18 March 2004 3:57 AM (namibia | computers)


I'm at a free software conference, in Africa. It's wonderful to meet other hackers in the continent, and especially seeing quality home-grown hackers working on home-grown solutions. The participants are about 65% African and 35% international. Some of the internationals are from other developing nations, and some are from Europe and North America.

Now, it's Africa, and it's a funded meeting. So it's not like a self-organized meeting of people sharing the same technical passion, like GUADEC or something; it's a European NGO that, partnering with some local organizations, has secured funding to bring together participants from all over the world.

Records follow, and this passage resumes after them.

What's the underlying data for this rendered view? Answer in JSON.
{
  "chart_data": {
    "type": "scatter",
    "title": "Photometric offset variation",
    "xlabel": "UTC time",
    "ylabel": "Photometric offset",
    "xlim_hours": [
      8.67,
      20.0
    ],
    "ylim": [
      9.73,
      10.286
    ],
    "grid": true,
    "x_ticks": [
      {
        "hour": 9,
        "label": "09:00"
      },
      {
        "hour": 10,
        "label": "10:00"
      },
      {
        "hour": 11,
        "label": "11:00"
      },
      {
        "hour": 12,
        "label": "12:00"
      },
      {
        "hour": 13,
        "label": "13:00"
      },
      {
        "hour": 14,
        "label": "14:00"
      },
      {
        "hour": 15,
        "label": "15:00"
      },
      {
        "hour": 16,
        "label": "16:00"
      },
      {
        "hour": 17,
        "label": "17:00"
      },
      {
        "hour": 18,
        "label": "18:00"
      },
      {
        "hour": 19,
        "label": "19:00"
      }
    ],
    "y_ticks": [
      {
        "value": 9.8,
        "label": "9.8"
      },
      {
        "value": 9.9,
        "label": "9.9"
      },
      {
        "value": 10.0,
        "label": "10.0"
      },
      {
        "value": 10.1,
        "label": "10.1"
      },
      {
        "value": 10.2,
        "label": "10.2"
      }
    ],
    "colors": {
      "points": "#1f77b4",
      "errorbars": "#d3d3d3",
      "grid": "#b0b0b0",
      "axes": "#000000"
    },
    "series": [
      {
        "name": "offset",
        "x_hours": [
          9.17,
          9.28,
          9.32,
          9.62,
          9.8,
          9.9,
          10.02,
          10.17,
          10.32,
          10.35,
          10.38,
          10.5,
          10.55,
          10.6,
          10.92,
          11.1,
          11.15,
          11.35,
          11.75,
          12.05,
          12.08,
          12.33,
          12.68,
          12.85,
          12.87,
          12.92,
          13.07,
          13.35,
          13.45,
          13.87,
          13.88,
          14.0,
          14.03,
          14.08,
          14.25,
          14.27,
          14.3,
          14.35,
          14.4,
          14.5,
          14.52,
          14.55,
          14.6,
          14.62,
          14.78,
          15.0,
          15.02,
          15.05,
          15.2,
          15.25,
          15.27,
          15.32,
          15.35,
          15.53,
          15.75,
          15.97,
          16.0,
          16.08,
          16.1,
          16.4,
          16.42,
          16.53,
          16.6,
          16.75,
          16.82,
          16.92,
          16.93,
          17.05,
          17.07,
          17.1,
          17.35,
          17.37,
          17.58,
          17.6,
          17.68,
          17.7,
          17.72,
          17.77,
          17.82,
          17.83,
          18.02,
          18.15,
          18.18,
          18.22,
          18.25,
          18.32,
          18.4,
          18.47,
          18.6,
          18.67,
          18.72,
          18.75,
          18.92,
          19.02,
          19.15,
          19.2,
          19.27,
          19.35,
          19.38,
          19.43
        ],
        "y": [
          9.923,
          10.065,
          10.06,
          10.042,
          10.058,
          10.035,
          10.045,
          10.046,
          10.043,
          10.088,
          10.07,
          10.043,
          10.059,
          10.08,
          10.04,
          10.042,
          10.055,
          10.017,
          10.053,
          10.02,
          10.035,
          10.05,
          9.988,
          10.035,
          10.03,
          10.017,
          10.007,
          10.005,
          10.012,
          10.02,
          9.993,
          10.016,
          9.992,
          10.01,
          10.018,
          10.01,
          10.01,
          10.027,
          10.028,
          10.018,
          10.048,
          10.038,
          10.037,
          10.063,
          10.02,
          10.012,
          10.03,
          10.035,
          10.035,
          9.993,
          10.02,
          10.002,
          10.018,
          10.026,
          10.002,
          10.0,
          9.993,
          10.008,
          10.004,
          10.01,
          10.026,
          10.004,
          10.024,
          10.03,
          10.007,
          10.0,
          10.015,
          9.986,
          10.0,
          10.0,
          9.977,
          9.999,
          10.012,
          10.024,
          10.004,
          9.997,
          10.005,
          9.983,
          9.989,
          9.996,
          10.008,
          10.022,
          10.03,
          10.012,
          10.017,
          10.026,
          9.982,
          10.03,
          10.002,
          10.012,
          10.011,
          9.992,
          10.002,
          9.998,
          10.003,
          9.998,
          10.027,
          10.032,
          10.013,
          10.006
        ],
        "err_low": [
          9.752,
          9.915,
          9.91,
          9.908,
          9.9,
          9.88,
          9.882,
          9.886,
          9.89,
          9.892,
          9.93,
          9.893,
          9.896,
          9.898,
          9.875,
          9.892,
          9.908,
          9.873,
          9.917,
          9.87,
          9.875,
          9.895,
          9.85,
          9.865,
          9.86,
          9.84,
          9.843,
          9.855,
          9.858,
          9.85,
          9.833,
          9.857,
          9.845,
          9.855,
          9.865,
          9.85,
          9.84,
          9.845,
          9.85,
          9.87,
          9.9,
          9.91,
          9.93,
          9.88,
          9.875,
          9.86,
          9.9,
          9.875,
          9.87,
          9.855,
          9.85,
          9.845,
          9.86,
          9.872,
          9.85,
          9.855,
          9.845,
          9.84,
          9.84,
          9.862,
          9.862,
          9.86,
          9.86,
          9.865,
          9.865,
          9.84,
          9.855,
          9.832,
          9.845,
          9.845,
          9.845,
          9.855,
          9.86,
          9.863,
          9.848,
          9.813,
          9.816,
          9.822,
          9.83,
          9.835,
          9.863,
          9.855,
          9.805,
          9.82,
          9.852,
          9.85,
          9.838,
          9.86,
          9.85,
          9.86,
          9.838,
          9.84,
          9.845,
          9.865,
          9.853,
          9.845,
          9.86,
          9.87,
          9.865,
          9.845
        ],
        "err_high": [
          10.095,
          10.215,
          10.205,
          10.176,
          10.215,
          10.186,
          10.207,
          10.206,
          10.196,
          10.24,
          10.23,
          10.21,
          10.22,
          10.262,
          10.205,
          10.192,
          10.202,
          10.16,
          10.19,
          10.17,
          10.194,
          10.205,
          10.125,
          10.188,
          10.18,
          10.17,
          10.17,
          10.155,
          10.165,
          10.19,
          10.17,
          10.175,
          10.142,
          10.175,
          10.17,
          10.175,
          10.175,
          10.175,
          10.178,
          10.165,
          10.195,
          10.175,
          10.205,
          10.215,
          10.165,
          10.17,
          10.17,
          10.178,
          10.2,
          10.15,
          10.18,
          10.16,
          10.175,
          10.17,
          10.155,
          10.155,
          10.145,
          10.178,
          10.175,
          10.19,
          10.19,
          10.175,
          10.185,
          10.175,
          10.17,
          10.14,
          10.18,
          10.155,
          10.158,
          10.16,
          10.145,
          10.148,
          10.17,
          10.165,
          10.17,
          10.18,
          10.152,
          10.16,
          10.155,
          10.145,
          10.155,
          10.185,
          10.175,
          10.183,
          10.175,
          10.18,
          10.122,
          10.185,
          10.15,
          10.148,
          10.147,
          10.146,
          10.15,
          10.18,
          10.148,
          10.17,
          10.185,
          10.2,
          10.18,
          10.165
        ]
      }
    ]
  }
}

Naturally it has an NGO flavor. Organizers and a social focus prevail. This isn't the most natural context in which hackers can get together, but neither does contemporary Africa provide a natural context for free software development in general. There are many social problems (lack of computers, expensive bandwidth, etc) that affect the ability for promising programmers to learn, cooperate, and code. Once someone has broken through the barriers to participation, the pressure to make the dollars tends to outweigh the more abstract principles of free software.

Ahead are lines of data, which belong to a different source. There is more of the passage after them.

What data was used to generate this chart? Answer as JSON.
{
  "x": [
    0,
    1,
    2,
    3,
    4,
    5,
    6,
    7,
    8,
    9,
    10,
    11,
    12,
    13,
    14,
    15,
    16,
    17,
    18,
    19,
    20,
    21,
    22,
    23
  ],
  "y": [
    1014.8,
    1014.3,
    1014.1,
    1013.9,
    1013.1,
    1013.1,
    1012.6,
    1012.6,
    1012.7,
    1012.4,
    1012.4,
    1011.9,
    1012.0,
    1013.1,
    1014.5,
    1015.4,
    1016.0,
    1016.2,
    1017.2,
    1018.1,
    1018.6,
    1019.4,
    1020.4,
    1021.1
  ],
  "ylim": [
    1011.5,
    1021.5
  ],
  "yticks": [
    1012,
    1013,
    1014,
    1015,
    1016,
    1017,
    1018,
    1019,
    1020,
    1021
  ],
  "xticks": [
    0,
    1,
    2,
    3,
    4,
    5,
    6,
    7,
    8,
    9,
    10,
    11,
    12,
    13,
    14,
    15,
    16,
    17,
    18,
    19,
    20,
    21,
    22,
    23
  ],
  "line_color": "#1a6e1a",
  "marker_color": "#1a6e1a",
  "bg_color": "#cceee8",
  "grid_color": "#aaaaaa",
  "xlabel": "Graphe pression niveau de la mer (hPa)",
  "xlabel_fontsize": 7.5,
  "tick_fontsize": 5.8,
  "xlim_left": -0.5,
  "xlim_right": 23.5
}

But people do care, and hackers somehow come out of this. Guido Sohne amazes me. Organizers like Joris Komen from SchoolNet Namibia do hard, enthusiastic work towards equalizing the social problems that prevent the development of good hackers.

And so, in the end, the social work and the hacking are symbiotic. I guess now that I realize that, it's not such a bad idea -- still, next time, this one needs to be African-organized.

If only plane tickets between Nairobi and Windhoek weren't so damn expensive!


The maintainers (and yes, they do exist -- they're just plural) of GStreamer put together a nice release. It was a lot of work, but we're pointed in the right direction now. Nice work, guys.

gnome and languages

I think it's clear to most people that graphical applications will not continue to be developed in C. My primary concern (as the primary author of guile-gnome) is that Gnome applications can still be developed using any language with a binding.

I'm not convinced that we need a common language runtime, though -- GObject, coupled with bindings generators, already provides a sufficient mechanism for integration. It would be more difficult to make guile (and I'm sure any language) on runtime than to make bindings for C libraries.

So I don't understand, really. Is the argument that GNOME platform libraries should be able to be implemented in a higher-level language? I can see the reason for a runtime there. Maybe others can shed light on this issue?